One of the more difficult questions I used to find myself being asked as a United Nations official, especially when I had been addressing a generalist audience, was: What is the single most important thing that can be done to improve the world? It's the kind of question that tends to bring out the bureaucrat in the most direct of communicators, as one feels obliged to explain how complex the challenges confronting humanity are; how no one task alone can be singled out over other goals; how the struggle for peace, the fight against poverty, the battle to eradicate disease, must all be waged side by side — and so mind-numbingly on. But of late I have cast my caution to the winds and ventured an answer to this most impossible of questions. If I had to pick the one thing we must do above all else, I now offer a two-word mantra: “Educate girls.”

It really is that simple. There is no action proven to do more for the human race than the education of the female child. Scholarly studies and research projects have established what common sense might already have told us: if you educate a boy, you educate a person, but if you educate a girl, you educate a family and benefit an entire community.

The evidence is striking.
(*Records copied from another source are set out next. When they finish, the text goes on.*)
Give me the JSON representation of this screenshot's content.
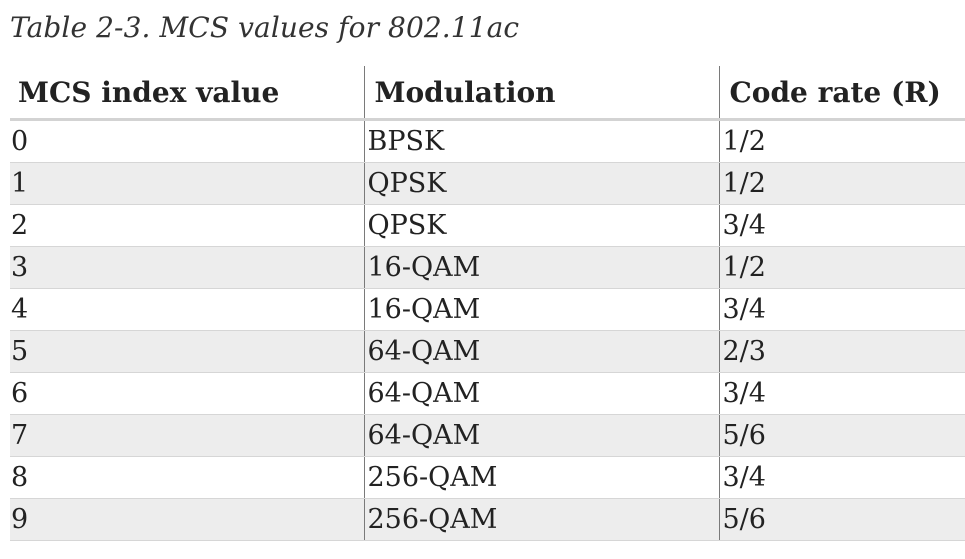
{
  "caption": "Table 2-3. MCS values for 802.11ac",
  "table": {
    "headers": [
      "MCS index value",
      "Modulation",
      "Code rate (R)"
    ],
    "rows": [
      [
        "0",
        "BPSK",
        "1/2"
      ],
      [
        "1",
        "QPSK",
        "1/2"
      ],
      [
        "2",
        "QPSK",
        "3/4"
      ],
      [
        "3",
        "16-QAM",
        "1/2"
      ],
      [
        "4",
        "16-QAM",
        "3/4"
      ],
      [
        "5",
        "64-QAM",
        "2/3"
      ],
      [
        "6",
        "64-QAM",
        "3/4"
      ],
      [
        "7",
        "64-QAM",
        "5/6"
      ],
      [
        "8",
        "256-QAM",
        "3/4"
      ],
      [
        "9",
        "256-QAM",
        "5/6"
      ]
    ]
  },
  "colors": {
    "stripe": "#ededed",
    "divider": "#7a7a7a",
    "header_rule": "#d3d3d3",
    "text": "#222222"
  }
}
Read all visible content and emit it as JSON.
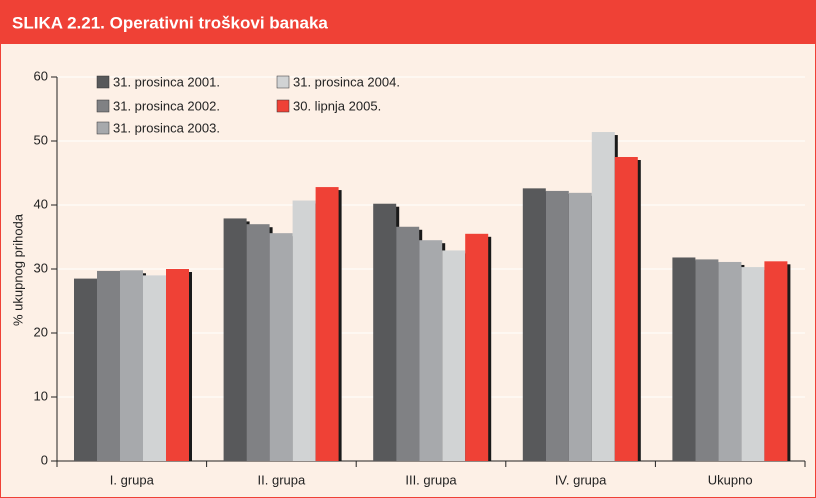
{
  "chart_data": {
    "type": "bar",
    "title": "SLIKA 2.21. Operativni troškovi banaka",
    "y_label": "% ukupnog prihoda",
    "categories": [
      "I. grupa",
      "II. grupa",
      "III. grupa",
      "IV. grupa",
      "Ukupno"
    ],
    "series": [
      {
        "name": "31. prosinca 2001.",
        "color": "#58595b",
        "values": [
          28.5,
          37.9,
          40.2,
          42.6,
          31.8
        ]
      },
      {
        "name": "31. prosinca 2002.",
        "color": "#808184",
        "values": [
          29.7,
          37.0,
          36.6,
          42.2,
          31.5
        ]
      },
      {
        "name": "31. prosinca 2003.",
        "color": "#a7a9ac",
        "values": [
          29.8,
          35.6,
          34.5,
          41.9,
          31.1
        ]
      },
      {
        "name": "31. prosinca 2004.",
        "color": "#d1d3d4",
        "values": [
          29.0,
          40.7,
          32.9,
          51.4,
          30.3
        ]
      },
      {
        "name": "30. lipnja 2005.",
        "color": "#ef4136",
        "values": [
          30.0,
          42.8,
          35.5,
          47.5,
          31.2
        ]
      }
    ],
    "ylim": [
      0,
      60
    ],
    "yticks": [
      0,
      10,
      20,
      30,
      40,
      50,
      60
    ],
    "grid": true
  }
}
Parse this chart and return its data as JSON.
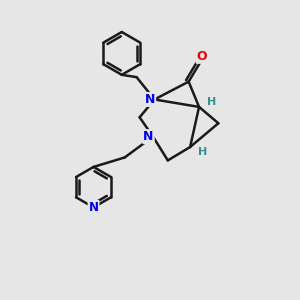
{
  "background_color": "#e6e6e6",
  "bond_color": "#1a1a1a",
  "bond_width": 1.8,
  "N_color": "#0000ee",
  "O_color": "#ee0000",
  "H_color": "#3a8f8f",
  "fig_w": 3.0,
  "fig_h": 3.0,
  "dpi": 100,
  "xlim": [
    0,
    10
  ],
  "ylim": [
    0,
    10
  ]
}
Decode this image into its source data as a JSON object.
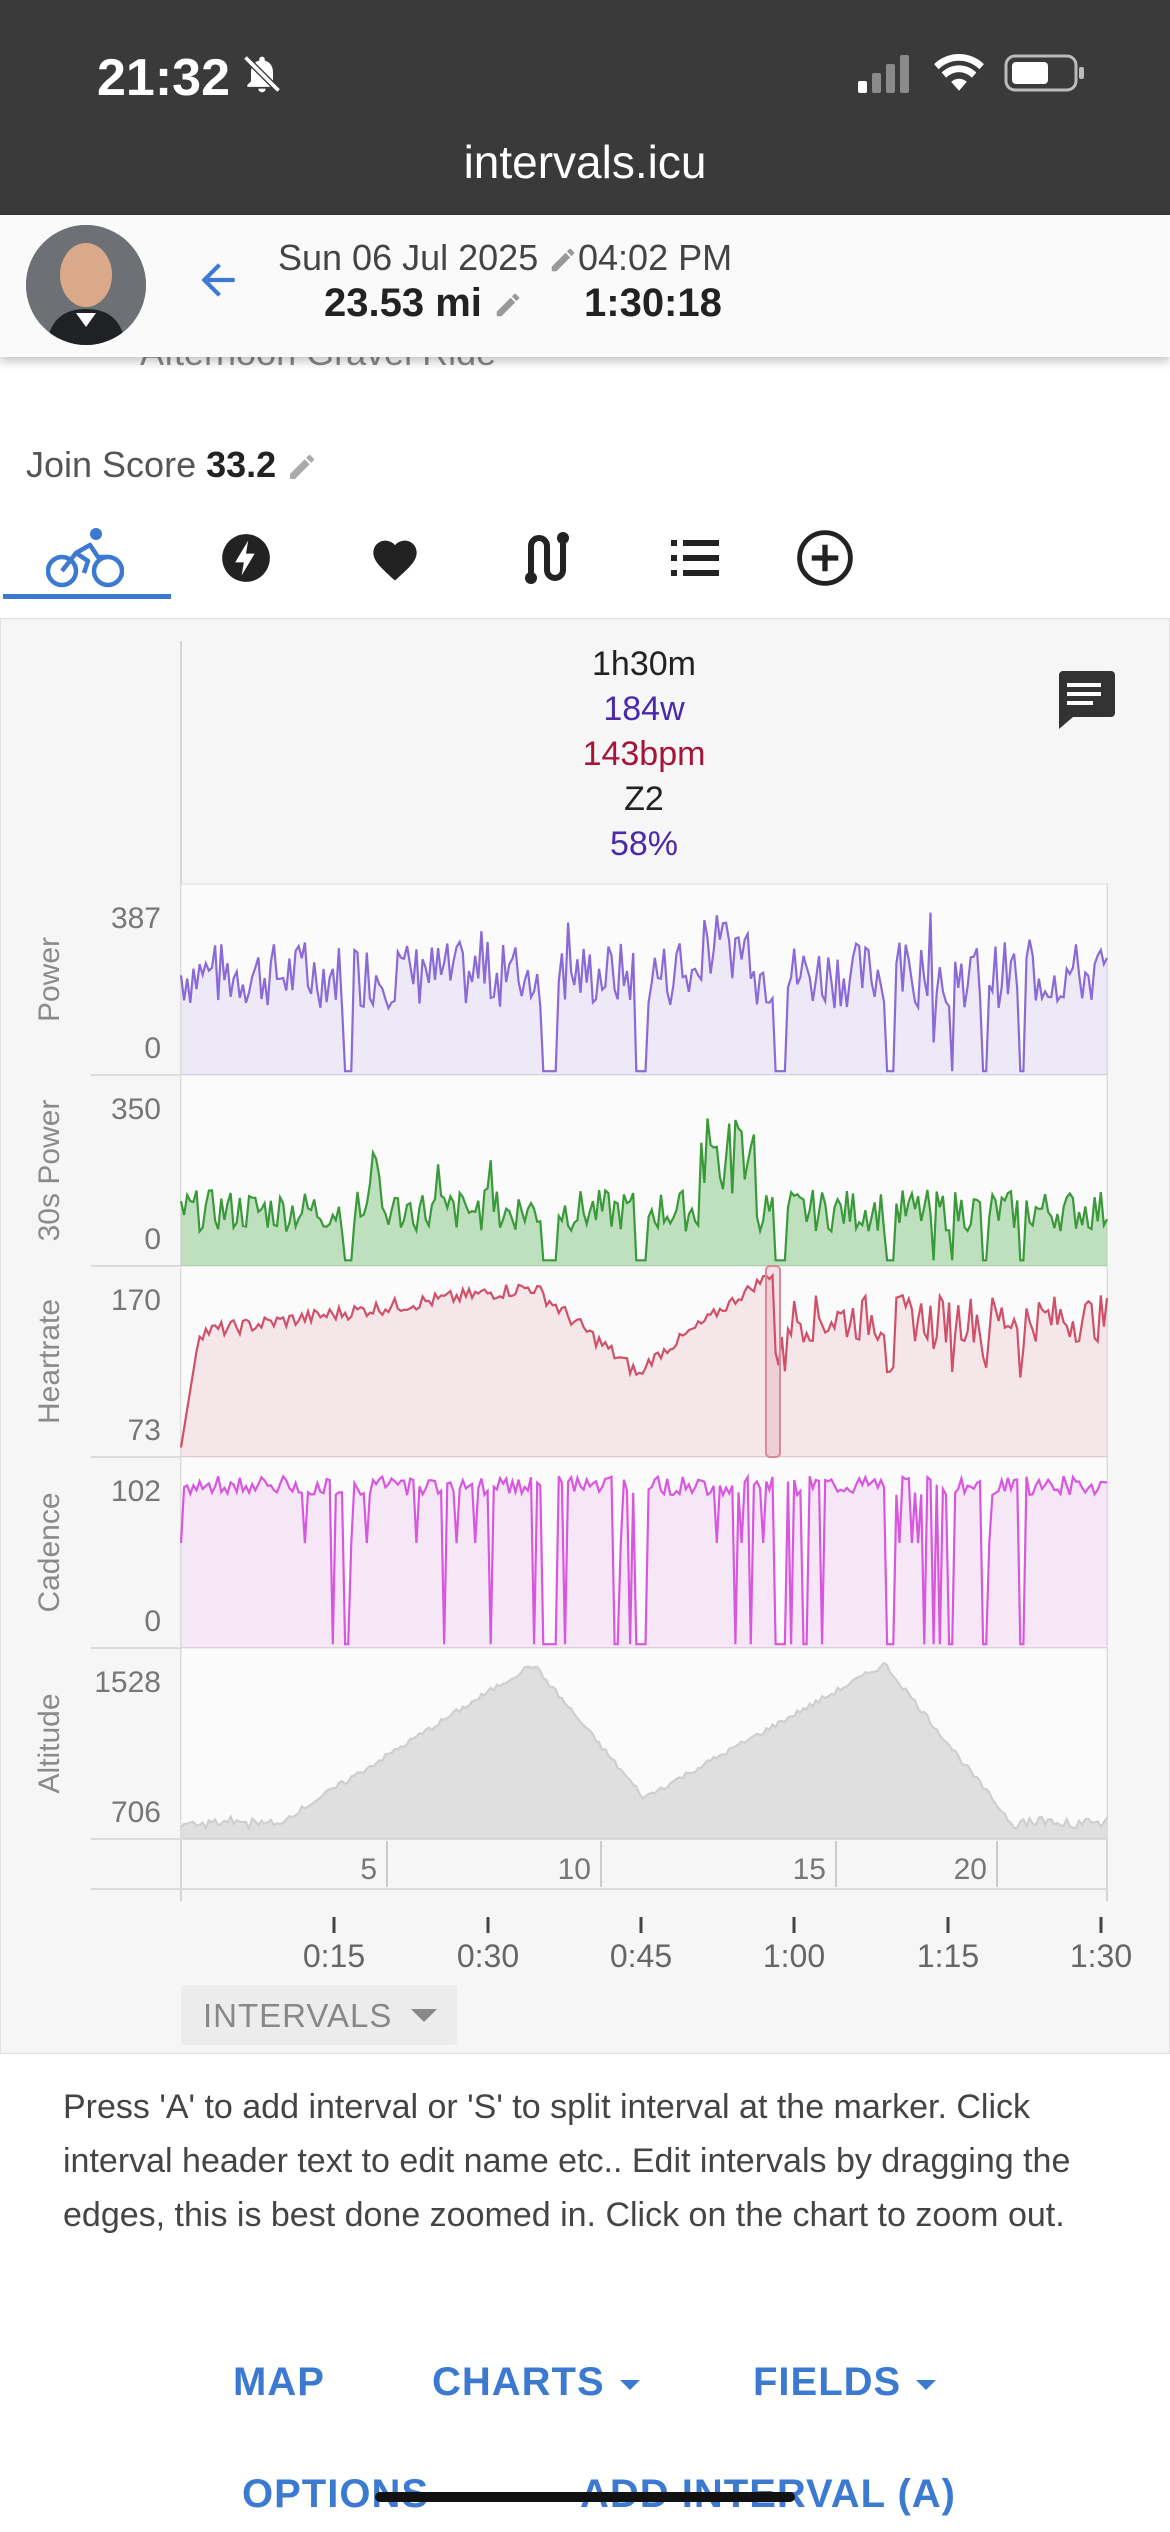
{
  "status": {
    "time": "21:32",
    "url": "intervals.icu"
  },
  "header": {
    "date": "Sun 06 Jul 2025",
    "time": "04:02 PM",
    "distance": "23.53 mi",
    "duration": "1:30:18"
  },
  "activity": {
    "title_partial": "Afternoon Gravel Ride",
    "join_label": "Join Score",
    "join_value": "33.2"
  },
  "tabs": [
    {
      "name": "ride",
      "active": true
    },
    {
      "name": "power"
    },
    {
      "name": "heart"
    },
    {
      "name": "route"
    },
    {
      "name": "list"
    },
    {
      "name": "add"
    }
  ],
  "summary": {
    "duration": "1h30m",
    "power": "184w",
    "heartrate": "143bpm",
    "zone": "Z2",
    "percent": "58%"
  },
  "chart_data": [
    {
      "type": "area",
      "ylabel": "Power",
      "ylim": [
        0,
        387
      ],
      "ticks": [
        "387",
        "0"
      ],
      "color": "#8a6ad6"
    },
    {
      "type": "area",
      "ylabel": "30s Power",
      "ylim": [
        0,
        350
      ],
      "ticks": [
        "350",
        "0"
      ],
      "color": "#4caf50"
    },
    {
      "type": "area",
      "ylabel": "Heartrate",
      "ylim": [
        73,
        170
      ],
      "ticks": [
        "170",
        "73"
      ],
      "color": "#d0506a"
    },
    {
      "type": "area",
      "ylabel": "Cadence",
      "ylim": [
        0,
        102
      ],
      "ticks": [
        "102",
        "0"
      ],
      "color": "#d957e0"
    },
    {
      "type": "area",
      "ylabel": "Altitude",
      "ylim": [
        706,
        1528
      ],
      "ticks": [
        "1528",
        "706"
      ],
      "color": "#cccccc"
    }
  ],
  "distance_ticks": [
    "5",
    "10",
    "15",
    "20"
  ],
  "time_ticks": [
    "0:15",
    "0:30",
    "0:45",
    "1:00",
    "1:15",
    "1:30"
  ],
  "intervals_button": "INTERVALS",
  "note": "Press 'A' to add interval or 'S' to split interval at the marker. Click interval header text to edit name etc.. Edit intervals by dragging the edges, this is best done zoomed in. Click on the chart to zoom out.",
  "links": {
    "map": "MAP",
    "charts": "CHARTS",
    "fields": "FIELDS",
    "options": "OPTIONS",
    "add_interval": "ADD INTERVAL (A)"
  }
}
Increased schooling of mothers has a measurable impact on the health of their children, on the future schooling of the child, and on the child's adult productivity. The children of educated mothers consistently outperform children with educated fathers and illiterate mothers. Given that they spend most of their time with their mothers, this is hardly surprising.

A girl who has had more than six years of education is better equipped to seek and use medical and health care advice, to immunize her children, to be aware of sanitary practices from boiling water to the importance of washing hands. A World Bank project in Africa established that the children of women with just five years of school had a 40 percent better survival rate than the children of women who had less than five years in class. A Yale University study showed that the heights and weights for newborn children of women with a basic education were consistently higher than those of babies born to uneducated women. A UNESCO study demonstrated that giving women just a primary school education decreases child mortality by 5 to 10 percent.

The health advantages of education extend beyond childbirth. The dreaded disease AIDS spreads twice as fast, a Zambian study shows, among uneducated girls than among those who have been to school. Educated girls marry later, and are less susceptible to abuse by older men. And educated women tend to have fewer children, space them more wisely, and so look after them better; women with seven years’ education, according to one study, had two or three fewer children than women with no schooling. The World Bank, with the mathematical precision for which they are so famous, has estimated that for every four years of education, fertility is reduced by about one birth per mother.

The more girls that go to secondary school, the Bank adds, the higher the country's per capita income growth. And when girls work in the fields, as so many have to do across the developing world, their schooling translates directly to increased agricultural productivity, which in turn leads to a decline in malnutrition. The marvelous thing about women is that they like to learn from other women, so the success of educated women is usually quickly emulated by their uneducated sisters. And women spend increased income on their families, which men do not necessarily do (rural toddy shops in India, after all, thrive on the self-indulgent spending habits of men). Educate a girl, and you benefit a community: QED.